Un’operazione congiunta tra carabinieri forestali, militari della stazione locale di Carbonara e personale del Nucleo ispettorato del lavoro (Nil) ha portato alla luce un grave caso di smaltimento illecito di rifiuti. Decisivo per l’indagine è stato l’utilizzo di un drone, che ha permesso di documentare dall’alto l’attività sospetta: rifiuti venivano bruciati all’interno di una cava, violando le normative ambientali.
Le immagini aeree, registrate durante un sopralluogo mirato, hanno mostrato chiaramente colonne di fumo provenienti da cumuli di scarti accesi, confermando i sospetti iniziali delle forze dell’ordine.
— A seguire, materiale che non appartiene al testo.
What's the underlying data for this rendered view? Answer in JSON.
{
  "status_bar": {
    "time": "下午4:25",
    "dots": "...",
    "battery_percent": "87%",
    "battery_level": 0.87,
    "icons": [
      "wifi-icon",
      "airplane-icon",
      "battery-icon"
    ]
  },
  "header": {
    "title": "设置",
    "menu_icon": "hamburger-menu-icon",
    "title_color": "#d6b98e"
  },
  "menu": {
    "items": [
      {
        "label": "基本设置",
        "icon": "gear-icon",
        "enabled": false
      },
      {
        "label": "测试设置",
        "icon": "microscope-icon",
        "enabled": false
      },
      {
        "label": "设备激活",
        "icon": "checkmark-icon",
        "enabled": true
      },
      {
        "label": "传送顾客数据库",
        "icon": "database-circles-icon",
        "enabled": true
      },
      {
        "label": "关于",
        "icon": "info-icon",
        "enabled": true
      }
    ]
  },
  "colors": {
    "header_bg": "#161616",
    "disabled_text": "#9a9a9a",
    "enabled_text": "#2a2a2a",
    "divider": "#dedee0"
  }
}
L’area, estesa per circa 30mila metri quadrati, è stata immediatamente posta sotto sequestro per impedire ulteriori danni ambientali e permettere accertamenti tecnici approfonditi.
L’intervento si inserisce in un più ampio programma di controlli ambientali intensificati, che mirano a contrastare le pratiche illecite nel settore dello smaltimento dei rifiuti, spesso effettuate in zone periferiche e difficilmente accessibili. Proprio per questo motivo, la sorveglianza dall’alto tramite drone si è dimostrata uno strumento estremamente efficace nel rilevare in tempo reale condotte illegali.
La titolare dell’attività è stata denunciata con l’accusa di gestione illecita di rifiuti e combustione non autorizzata. Le autorità stanno ora procedendo con ulteriori verifiche per valutare l’eventuale coinvolgimento di altri soggetti e l’impatto ambientale provocato dagli incendi, che potrebbero aver rilasciato sostanze nocive nell’aria e nel suolo circostante.
Secondo fonti investigative, non si tratterebbe di un episodio isolato: l’area era già monitorata da tempo per via di precedenti segnalazioni. I risultati delle indagini potrebbero dunque contribuire ad allargare il quadro accusatorio e portare a nuove operazioni nei confronti di realtà imprenditoriali che operano al di fuori della legalità.
L’azione dei carabinieri forestali rappresenta un esempio di come la tecnologia, integrata alle attività investigative tradizionali, possa offrire risultati concreti nella lotta contro i reati ambientali, un problema sempre più diffuso nel territorio pugliese e in molte altre aree del Paese.